Neun Länder arbeiten bereits mit der IAEO in Pilotanlagen, in denen diese Innovationen erprobt werden. In Argentinien etwa werden recycelte Kunststoffe zu Eisenbahnschwellen verarbeitet. In Malaysia entstehen daraus Kraftstoffe. In den Philippinen und Indonesien werden nachhaltige Baustoffe aus Holz- und Plastikmischungen hergestellt.

Laut dem Technologiereifegradmodell TRL stehen viele dieser Technologien kurz vor der Marktreife. Das könnte eine breite Einführung ermöglichen und die Recyclingwirtschaft grundlegend verändern.

Celina Horak, Expertin der IAEO, betont, dass durch Strahlung behandelte Materialien nicht radioaktiv werden. Die Methode sei sicher, effizient und umweltfreundlich. Ziel sei nicht nur die Reduktion des Plastik-Fußabdrucks, sondern der Aufbau einer Kreislaufwirtschaft zum Schutz des Planeten.

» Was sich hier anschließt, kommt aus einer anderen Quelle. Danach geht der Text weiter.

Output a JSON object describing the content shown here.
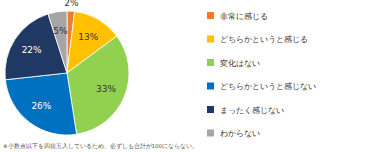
{
  "chart_data": {
    "type": "pie",
    "categories": [
      "非常に感じる",
      "どちらかというと感じる",
      "変化はない",
      "どちらかというと感じない",
      "まったく感じない",
      "わからない"
    ],
    "values": [
      2,
      13,
      33,
      26,
      22,
      5
    ],
    "value_labels": [
      "2%",
      "13%",
      "33%",
      "26%",
      "22%",
      "5%"
    ],
    "colors": [
      "#ed7d31",
      "#ffc000",
      "#92d050",
      "#0070c0",
      "#1f3864",
      "#a6a6a6"
    ],
    "data_labels": true,
    "legend": "right",
    "annotations": [
      "※小数点以下を四捨五入しているため、必ずしも合計が100にならない。"
    ]
  }
}
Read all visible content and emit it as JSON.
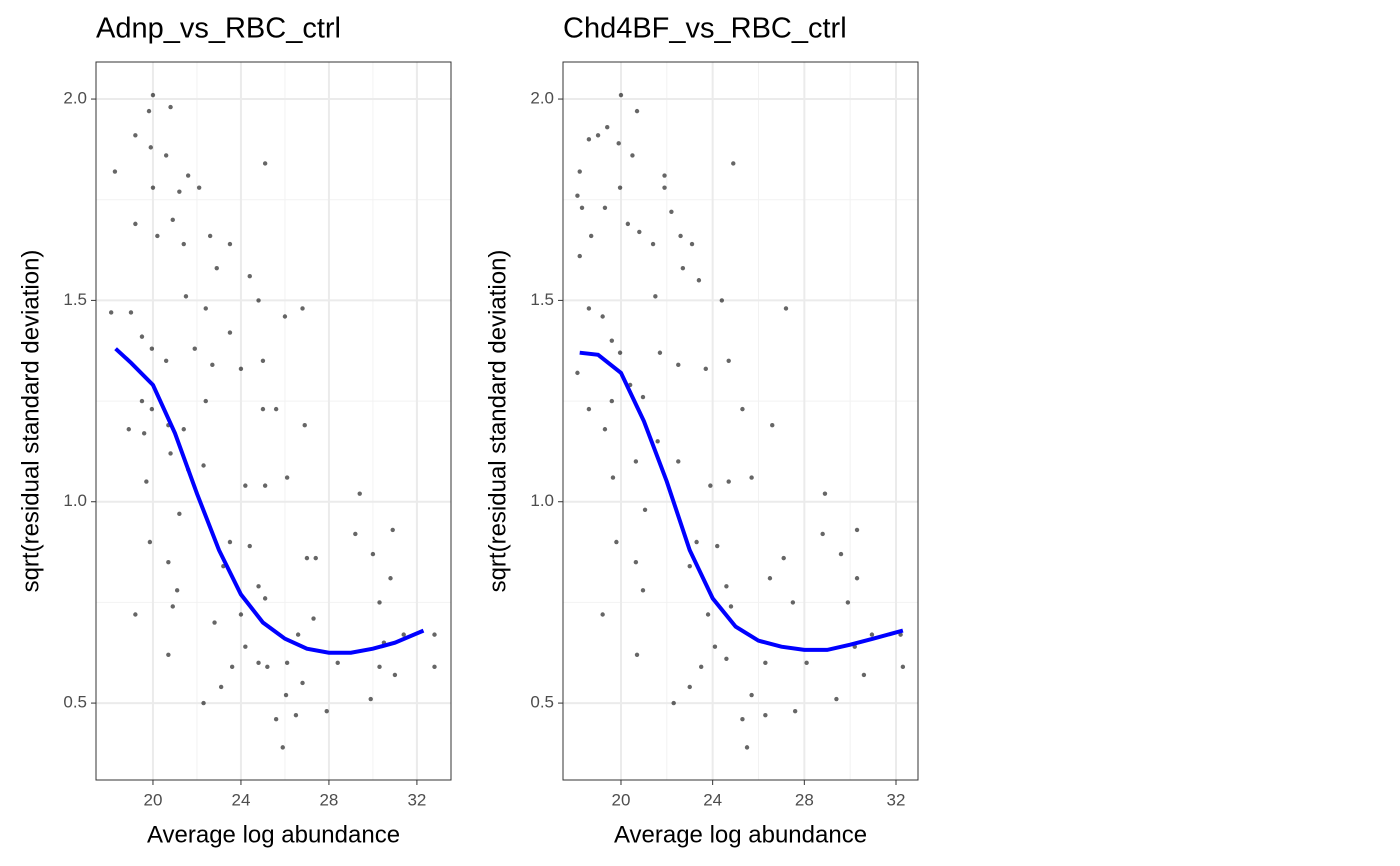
{
  "chart_data": [
    {
      "type": "scatter",
      "title": "Adnp_vs_RBC_ctrl",
      "x_label": "Average log abundance",
      "y_label": "sqrt(residual standard deviation)",
      "xlim": [
        17.41,
        33.55
      ],
      "xticks": [
        20,
        24,
        28,
        32
      ],
      "xminor": [
        22,
        26,
        30
      ],
      "ylim": [
        0.309,
        2.092
      ],
      "yticks": [
        0.5,
        {
          "value": 1.0,
          "label": "1.0"
        },
        1.5,
        {
          "value": 2.0,
          "label": "2.0"
        }
      ],
      "yminor": [
        0.75,
        1.25,
        1.75
      ],
      "grid": true,
      "points": {
        "color": "#000000",
        "x": [
          18.27,
          20.0,
          19.82,
          20.8,
          19.2,
          19.9,
          20.6,
          21.6,
          22.1,
          21.2,
          20.0,
          19.2,
          20.2,
          20.9,
          21.4,
          22.6,
          23.5,
          24.4,
          25.1,
          22.9,
          21.5,
          22.4,
          23.5,
          24.8,
          26.0,
          26.8,
          18.1,
          19.0,
          19.5,
          19.95,
          20.6,
          21.9,
          22.7,
          24.0,
          25.0,
          19.5,
          19.95,
          20.7,
          21.4,
          22.4,
          25.0,
          25.6,
          26.9,
          18.9,
          19.6,
          19.7,
          20.8,
          21.6,
          22.3,
          24.2,
          25.1,
          26.1,
          19.86,
          19.2,
          20.7,
          21.2,
          21.1,
          20.9,
          20.7,
          22.3,
          22.8,
          23.2,
          23.5,
          24.0,
          24.4,
          24.8,
          25.1,
          23.1,
          23.6,
          24.2,
          24.8,
          25.2,
          25.6,
          25.9,
          26.05,
          26.1,
          26.5,
          26.6,
          26.8,
          27.0,
          27.4,
          27.3,
          27.9,
          28.4,
          29.4,
          29.2,
          30.0,
          30.3,
          30.5,
          29.9,
          30.3,
          30.9,
          30.8,
          31.0,
          31.4,
          32.8,
          32.8
        ],
        "y": [
          1.82,
          2.01,
          1.97,
          1.98,
          1.91,
          1.88,
          1.86,
          1.81,
          1.78,
          1.77,
          1.78,
          1.69,
          1.66,
          1.7,
          1.64,
          1.66,
          1.64,
          1.56,
          1.84,
          1.58,
          1.51,
          1.48,
          1.42,
          1.5,
          1.46,
          1.48,
          1.47,
          1.47,
          1.41,
          1.38,
          1.35,
          1.38,
          1.34,
          1.33,
          1.35,
          1.25,
          1.23,
          1.19,
          1.18,
          1.25,
          1.23,
          1.23,
          1.19,
          1.18,
          1.17,
          1.05,
          1.12,
          1.08,
          1.09,
          1.04,
          1.04,
          1.06,
          0.9,
          0.72,
          0.85,
          0.97,
          0.78,
          0.74,
          0.62,
          0.5,
          0.7,
          0.84,
          0.9,
          0.72,
          0.89,
          0.79,
          0.76,
          0.54,
          0.59,
          0.64,
          0.6,
          0.59,
          0.46,
          0.39,
          0.52,
          0.6,
          0.47,
          0.67,
          0.55,
          0.86,
          0.86,
          0.71,
          0.48,
          0.6,
          1.02,
          0.92,
          0.87,
          0.75,
          0.65,
          0.51,
          0.59,
          0.93,
          0.81,
          0.57,
          0.67,
          0.67,
          0.59
        ]
      },
      "trend": {
        "color": "#0000ff",
        "x": [
          18.3,
          19,
          20,
          21,
          22,
          23,
          24,
          25,
          26,
          27,
          28,
          29,
          30,
          31,
          32.3
        ],
        "y": [
          1.38,
          1.345,
          1.29,
          1.17,
          1.02,
          0.88,
          0.77,
          0.7,
          0.66,
          0.635,
          0.625,
          0.625,
          0.635,
          0.65,
          0.68
        ]
      }
    },
    {
      "type": "scatter",
      "title": "Chd4BF_vs_RBC_ctrl",
      "x_label": "Average log abundance",
      "y_label": "sqrt(residual standard deviation)",
      "xlim": [
        17.47,
        32.96
      ],
      "xticks": [
        20,
        24,
        28,
        32
      ],
      "xminor": [
        22,
        26,
        30
      ],
      "ylim": [
        0.309,
        2.092
      ],
      "yticks": [
        0.5,
        {
          "value": 1.0,
          "label": "1.0"
        },
        1.5,
        {
          "value": 2.0,
          "label": "2.0"
        }
      ],
      "yminor": [
        0.75,
        1.25,
        1.75
      ],
      "grid": true,
      "points": {
        "color": "#000000",
        "x": [
          18.2,
          20.0,
          20.7,
          19.4,
          19.0,
          18.6,
          19.9,
          20.5,
          18.3,
          18.1,
          18.2,
          18.7,
          19.3,
          19.96,
          20.3,
          20.8,
          21.4,
          21.9,
          22.2,
          21.9,
          22.6,
          23.1,
          23.4,
          24.9,
          24.4,
          22.7,
          21.5,
          18.6,
          18.1,
          18.6,
          19.2,
          19.6,
          19.96,
          20.4,
          20.96,
          21.7,
          22.5,
          23.7,
          24.7,
          19.6,
          19.65,
          19.3,
          20.65,
          21.6,
          21.05,
          22.5,
          23.9,
          24.7,
          25.7,
          27.2,
          26.6,
          25.3,
          19.8,
          19.2,
          20.65,
          20.96,
          20.7,
          22.3,
          23.0,
          23.3,
          23.8,
          24.2,
          24.6,
          24.8,
          23.0,
          23.5,
          24.1,
          24.6,
          25.3,
          25.5,
          25.7,
          26.3,
          26.3,
          26.5,
          27.1,
          27.5,
          27.6,
          28.1,
          28.9,
          28.8,
          29.6,
          29.9,
          30.2,
          29.4,
          30.3,
          30.3,
          30.6,
          30.95,
          32.2,
          32.3
        ],
        "y": [
          1.82,
          2.01,
          1.97,
          1.93,
          1.91,
          1.9,
          1.89,
          1.86,
          1.73,
          1.76,
          1.61,
          1.66,
          1.73,
          1.78,
          1.69,
          1.67,
          1.64,
          1.81,
          1.72,
          1.78,
          1.66,
          1.64,
          1.55,
          1.84,
          1.5,
          1.58,
          1.51,
          1.48,
          1.32,
          1.23,
          1.46,
          1.4,
          1.37,
          1.29,
          1.26,
          1.37,
          1.34,
          1.33,
          1.35,
          1.25,
          1.06,
          1.18,
          1.1,
          1.15,
          0.98,
          1.1,
          1.04,
          1.05,
          1.06,
          1.48,
          1.19,
          1.23,
          0.9,
          0.72,
          0.85,
          0.78,
          0.62,
          0.5,
          0.84,
          0.9,
          0.72,
          0.89,
          0.79,
          0.74,
          0.54,
          0.59,
          0.64,
          0.61,
          0.46,
          0.39,
          0.52,
          0.6,
          0.47,
          0.81,
          0.86,
          0.75,
          0.48,
          0.6,
          1.02,
          0.92,
          0.87,
          0.75,
          0.64,
          0.51,
          0.93,
          0.81,
          0.57,
          0.67,
          0.67,
          0.59
        ]
      },
      "trend": {
        "color": "#0000ff",
        "x": [
          18.2,
          19,
          20,
          21,
          22,
          23,
          24,
          25,
          26,
          27,
          28,
          29,
          30,
          31,
          32.3
        ],
        "y": [
          1.37,
          1.365,
          1.32,
          1.2,
          1.05,
          0.88,
          0.76,
          0.69,
          0.655,
          0.64,
          0.632,
          0.632,
          0.645,
          0.66,
          0.68
        ]
      }
    }
  ]
}
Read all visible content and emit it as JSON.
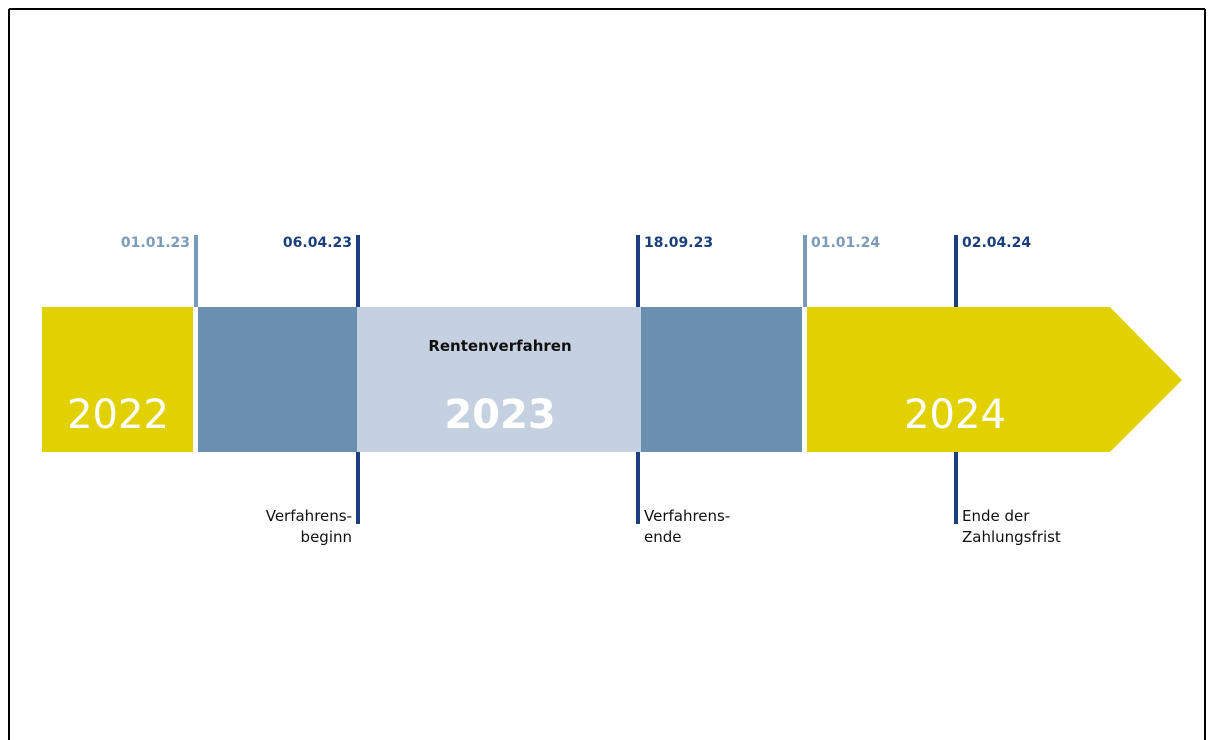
{
  "years": [
    "2022",
    "2023",
    "2024"
  ],
  "phase": "Rentenverfahren",
  "dates": [
    "01.01.23",
    "06.04.23",
    "18.09.23",
    "01.01.24",
    "02.04.24"
  ],
  "events": [
    {
      "lines": [
        "Verfahrens-",
        "beginn"
      ]
    },
    {
      "lines": [
        "Verfahrens-",
        "ende"
      ]
    },
    {
      "lines": [
        "Ende der",
        "Zahlungsfrist"
      ]
    }
  ]
}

Wissenschaft, Zukunft und ein Paradigmenwechsel

Diese nuklearen Technologien gehen über reine Abfallbewältigung hinaus: Sie schlagen eine neue Form der Nachhaltigkeit vor – das Problem wird zur Ressource. Nicht wegwerfen, sondern wiederverwenden. Nicht verschmutzen, sondern innovieren. Die IAEO setzt auf globale Kooperation, um diese Lösungen weltweit umzusetzen.

Die Nuklearwissenschaft, bisher vor allem mit Energie oder Medizin verbunden, könnte sich als entscheidendes Werkzeug zur Bewältigung einer der größten Umweltkrisen des Jahrhunderts erweisen. Und alles deutet darauf hin, dass wir gerade erst den Anfang erleben.